A refugee in Latvia: Dina wants to engineer her future here

Take note – story published 7 years ago

19-year-old Dina and her family come from Baghdad. She's been here for nine months now and is studying Latvian. She hopes to become an engineer one day. Her story is part of a Latvian Radio strand about people from the Mucenieki asylum seekers' center who are learning Latvian and want to make their future here.

Dina is different from some of the other girls at Mucenieki in that she's interested in fashion. On the day Latvian Radio is interviewing her, she has colored her hair once again. Now it's black but it had previously taken blue, pink, blonde and chestnut hues.

Dina wants to live in Latvia and to graduate from Rīga Technical University (RTU) as an engineer.

Her mother, father and 15-year-old sister Mina accompany her to the interview. It's no surprise that the arranged place is Vērmanes garden as you can often see asylum seekers here.

Before becoming a refugee, Dina was able to graduate high school in Baghdad. She shows pictures of school uniforms and her classmates. The memory card of her phone is full with pictures from her home town. She says she misses the mountains of Iraq--even hills are a rarity in Latvia.

Her family is still beginning their Latvian studies so the interview takes place partly in Latvian and partly in English.

Dina says that the greatest difference between Latvia and Iraq is security, which is lacking in her homeland.

One of her relatives has lost an arm in a recent bomb blast in Baghdad. Dina says she's used to seeing blasts since her early years. That's why she stresses repeatedly that she cherishes the fact that she can go to a store in Rīga without fearing for her life, or dream away an afternoon at the park together with her family or friends.

Among her favorite places in Rīga is not only the Vērmanes garden but also the 11th November Embankment, from which you can gaze at the Daugava river. Every time the family goes there, she passes the RTU building where she wants to study and obtain an engineer's qualification.

Dina liked physics in high school, and she wants to attend the university and find a well-paid job.

In September her sister Mina will start attending grade 9, but her parents want to find a job in their own field of expertise.

"My mother worked at a bank, and my father worked at a gas company," she says.

But now, in summer, the family attends Latvian lessons twice a week. Despite it being difficult to talk in longer sentences, Dina seems eager to learn. She says that she waits impatiently for Mondays and Fridays when they're learning Latvian. She even calls her teacher "a second mother".

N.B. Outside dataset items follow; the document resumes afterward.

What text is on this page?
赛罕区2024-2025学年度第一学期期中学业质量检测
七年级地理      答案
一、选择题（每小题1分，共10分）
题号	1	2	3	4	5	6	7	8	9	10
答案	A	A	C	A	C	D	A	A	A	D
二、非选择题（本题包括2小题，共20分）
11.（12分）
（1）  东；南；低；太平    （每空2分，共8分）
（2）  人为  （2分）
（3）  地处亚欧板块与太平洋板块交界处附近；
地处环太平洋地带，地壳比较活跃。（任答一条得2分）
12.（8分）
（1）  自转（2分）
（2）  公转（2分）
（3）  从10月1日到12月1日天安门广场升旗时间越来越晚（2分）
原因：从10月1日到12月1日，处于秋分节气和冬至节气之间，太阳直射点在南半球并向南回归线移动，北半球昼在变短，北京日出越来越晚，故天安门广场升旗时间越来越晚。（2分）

She shows pictures from a lesson shortly before Midsummer, when the girls were studying Latvian folk dance, weaved cornflower wreaths and listened to stories about the local traditions in order to prepare for celebrating Midsummer at the 11th November Embankment, a place she seems to like very much.

In August the court will decide whether she and her family will be allowed to stay. She'll be turning 20 just about that time.

"I hope that Latvia will become my country. Be happy. Thank you," she writes on a placard for the audience.